When trying to sell your product or service, the value that it provides to your customer is essential. The problem is that the true value is largely irrelevant — it’s all about the value that your customer perceives.
The idea of Exchange Theory is that the perceived value of an item must be more than the perceived cost of that item. I heard David Salyers speak recently (he’s the former VP of Marketing at Chick Fil-A), and he summed it up nicely:
Customers want a value imbalance in their favor.
Value and cost are subjective
It’s easy to think of money when it comes to cost, but both value and cost can be seen in a variety of ways:
When we’re building a website for a client, their main cost is financial. However, it’s also going to take a good bit of time on their part, and that certainly weighs heavily into their decision as well.
The $5 bottle of Coke
Situations can matter a lot too.
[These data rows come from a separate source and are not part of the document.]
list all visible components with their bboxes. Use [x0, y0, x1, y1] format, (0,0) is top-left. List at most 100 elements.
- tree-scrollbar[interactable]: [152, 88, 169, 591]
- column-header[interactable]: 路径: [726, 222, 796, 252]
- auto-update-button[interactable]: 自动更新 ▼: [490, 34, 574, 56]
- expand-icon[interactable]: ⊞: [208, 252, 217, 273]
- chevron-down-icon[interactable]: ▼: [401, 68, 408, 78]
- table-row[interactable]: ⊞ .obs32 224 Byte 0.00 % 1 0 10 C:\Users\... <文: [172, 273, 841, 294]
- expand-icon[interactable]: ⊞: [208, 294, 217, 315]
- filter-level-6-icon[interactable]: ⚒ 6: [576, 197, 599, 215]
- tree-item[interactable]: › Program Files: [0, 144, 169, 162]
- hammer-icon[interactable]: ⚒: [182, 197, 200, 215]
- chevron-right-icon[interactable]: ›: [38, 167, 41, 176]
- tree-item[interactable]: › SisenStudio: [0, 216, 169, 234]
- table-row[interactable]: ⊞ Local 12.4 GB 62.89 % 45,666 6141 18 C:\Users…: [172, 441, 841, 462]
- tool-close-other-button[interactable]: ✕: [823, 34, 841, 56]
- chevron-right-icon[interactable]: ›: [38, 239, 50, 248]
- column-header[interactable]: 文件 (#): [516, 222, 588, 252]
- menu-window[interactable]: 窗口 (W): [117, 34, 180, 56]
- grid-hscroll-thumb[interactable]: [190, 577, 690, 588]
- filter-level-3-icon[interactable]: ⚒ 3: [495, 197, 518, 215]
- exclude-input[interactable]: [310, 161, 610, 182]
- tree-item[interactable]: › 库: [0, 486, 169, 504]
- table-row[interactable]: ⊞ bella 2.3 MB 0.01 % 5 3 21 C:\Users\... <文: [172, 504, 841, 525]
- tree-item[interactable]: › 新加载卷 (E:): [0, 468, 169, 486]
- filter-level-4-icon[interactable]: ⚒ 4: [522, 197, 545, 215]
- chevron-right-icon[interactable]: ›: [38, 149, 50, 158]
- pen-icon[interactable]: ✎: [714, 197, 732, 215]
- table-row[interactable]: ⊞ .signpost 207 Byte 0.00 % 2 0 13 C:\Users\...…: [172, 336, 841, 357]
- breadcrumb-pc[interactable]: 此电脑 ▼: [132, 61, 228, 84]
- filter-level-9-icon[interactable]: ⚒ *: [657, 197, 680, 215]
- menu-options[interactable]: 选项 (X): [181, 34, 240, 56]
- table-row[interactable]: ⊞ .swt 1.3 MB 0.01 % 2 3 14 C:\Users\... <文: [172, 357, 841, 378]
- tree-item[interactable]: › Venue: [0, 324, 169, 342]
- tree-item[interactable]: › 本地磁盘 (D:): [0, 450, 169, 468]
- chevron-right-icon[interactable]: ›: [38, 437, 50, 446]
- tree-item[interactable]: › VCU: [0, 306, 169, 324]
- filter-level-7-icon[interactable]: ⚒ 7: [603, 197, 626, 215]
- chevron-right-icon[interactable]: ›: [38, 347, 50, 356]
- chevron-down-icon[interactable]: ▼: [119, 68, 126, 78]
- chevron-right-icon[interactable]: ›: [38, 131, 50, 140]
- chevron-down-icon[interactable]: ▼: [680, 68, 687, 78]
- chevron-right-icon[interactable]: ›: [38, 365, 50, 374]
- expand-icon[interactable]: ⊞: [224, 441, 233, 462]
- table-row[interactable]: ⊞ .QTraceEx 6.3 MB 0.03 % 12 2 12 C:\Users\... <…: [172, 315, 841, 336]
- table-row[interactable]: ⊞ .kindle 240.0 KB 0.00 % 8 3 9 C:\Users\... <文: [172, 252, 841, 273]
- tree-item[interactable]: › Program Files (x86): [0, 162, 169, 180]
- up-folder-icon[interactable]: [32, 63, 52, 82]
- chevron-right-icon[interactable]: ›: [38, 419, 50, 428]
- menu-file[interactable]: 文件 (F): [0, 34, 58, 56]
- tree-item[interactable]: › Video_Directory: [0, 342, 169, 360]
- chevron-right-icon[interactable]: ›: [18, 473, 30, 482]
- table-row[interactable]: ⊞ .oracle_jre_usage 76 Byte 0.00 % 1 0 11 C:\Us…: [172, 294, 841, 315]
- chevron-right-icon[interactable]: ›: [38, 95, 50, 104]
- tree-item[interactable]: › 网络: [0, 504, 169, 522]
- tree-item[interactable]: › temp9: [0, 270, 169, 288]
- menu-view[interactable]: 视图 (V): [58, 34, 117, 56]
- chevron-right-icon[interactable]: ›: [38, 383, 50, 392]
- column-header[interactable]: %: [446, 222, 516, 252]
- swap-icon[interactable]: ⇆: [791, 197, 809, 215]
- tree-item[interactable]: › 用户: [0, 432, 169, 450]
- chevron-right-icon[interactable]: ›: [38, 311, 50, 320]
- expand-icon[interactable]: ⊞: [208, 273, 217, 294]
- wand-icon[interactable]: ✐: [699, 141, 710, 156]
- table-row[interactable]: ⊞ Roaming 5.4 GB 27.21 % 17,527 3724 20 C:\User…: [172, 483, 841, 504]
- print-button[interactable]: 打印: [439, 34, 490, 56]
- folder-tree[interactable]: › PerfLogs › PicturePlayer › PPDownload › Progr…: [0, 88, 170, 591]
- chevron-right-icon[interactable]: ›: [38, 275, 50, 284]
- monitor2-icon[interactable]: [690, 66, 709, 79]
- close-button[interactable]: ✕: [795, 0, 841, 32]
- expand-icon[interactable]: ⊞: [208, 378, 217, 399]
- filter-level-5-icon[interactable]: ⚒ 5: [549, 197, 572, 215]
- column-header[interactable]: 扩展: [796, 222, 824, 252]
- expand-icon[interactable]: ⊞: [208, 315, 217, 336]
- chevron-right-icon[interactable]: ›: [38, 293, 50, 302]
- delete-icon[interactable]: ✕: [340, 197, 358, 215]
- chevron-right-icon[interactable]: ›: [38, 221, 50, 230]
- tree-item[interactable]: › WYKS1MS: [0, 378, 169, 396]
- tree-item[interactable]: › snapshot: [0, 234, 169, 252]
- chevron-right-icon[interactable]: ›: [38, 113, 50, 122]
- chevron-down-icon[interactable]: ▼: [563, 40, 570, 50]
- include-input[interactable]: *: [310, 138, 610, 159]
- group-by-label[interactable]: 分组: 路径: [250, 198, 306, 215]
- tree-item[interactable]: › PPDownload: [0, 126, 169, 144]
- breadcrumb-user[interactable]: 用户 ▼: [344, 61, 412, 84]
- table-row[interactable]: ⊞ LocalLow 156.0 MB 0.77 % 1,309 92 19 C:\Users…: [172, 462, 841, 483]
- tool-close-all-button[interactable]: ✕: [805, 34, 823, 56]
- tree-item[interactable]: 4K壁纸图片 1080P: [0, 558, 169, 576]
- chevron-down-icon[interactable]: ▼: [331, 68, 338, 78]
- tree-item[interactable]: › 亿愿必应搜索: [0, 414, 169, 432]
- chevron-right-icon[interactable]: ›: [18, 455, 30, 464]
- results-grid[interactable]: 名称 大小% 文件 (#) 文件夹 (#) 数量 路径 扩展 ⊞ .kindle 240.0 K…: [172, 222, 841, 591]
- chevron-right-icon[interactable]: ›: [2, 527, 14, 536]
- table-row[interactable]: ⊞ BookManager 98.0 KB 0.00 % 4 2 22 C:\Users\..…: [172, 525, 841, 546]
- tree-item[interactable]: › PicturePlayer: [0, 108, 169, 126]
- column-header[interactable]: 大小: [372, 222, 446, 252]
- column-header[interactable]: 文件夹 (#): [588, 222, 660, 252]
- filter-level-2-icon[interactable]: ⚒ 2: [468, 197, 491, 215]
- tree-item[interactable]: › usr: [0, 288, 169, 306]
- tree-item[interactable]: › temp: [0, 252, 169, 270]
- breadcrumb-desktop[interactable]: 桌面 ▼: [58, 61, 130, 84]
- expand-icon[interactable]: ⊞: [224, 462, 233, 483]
Years ago, our family spent a very hot day walking around parts of Stone Mountain. At some point we stumbled upon a tiny gift shop, and we were parched. They had a cooler with normal 20oz bottles of Coke, but they sold for $5/ea. That was $20 for the four of us, and it was the easiest money I ever spent. We were so hot and thirsty that the value of those Cokes was sky high.
Whatever it is that you’re trying to sell, you have two levers you can play with. You can work to make the perceived value higher, or make the perceived cost lower. As long as customers perceive things as being imbalanced in their favor, you’ll win.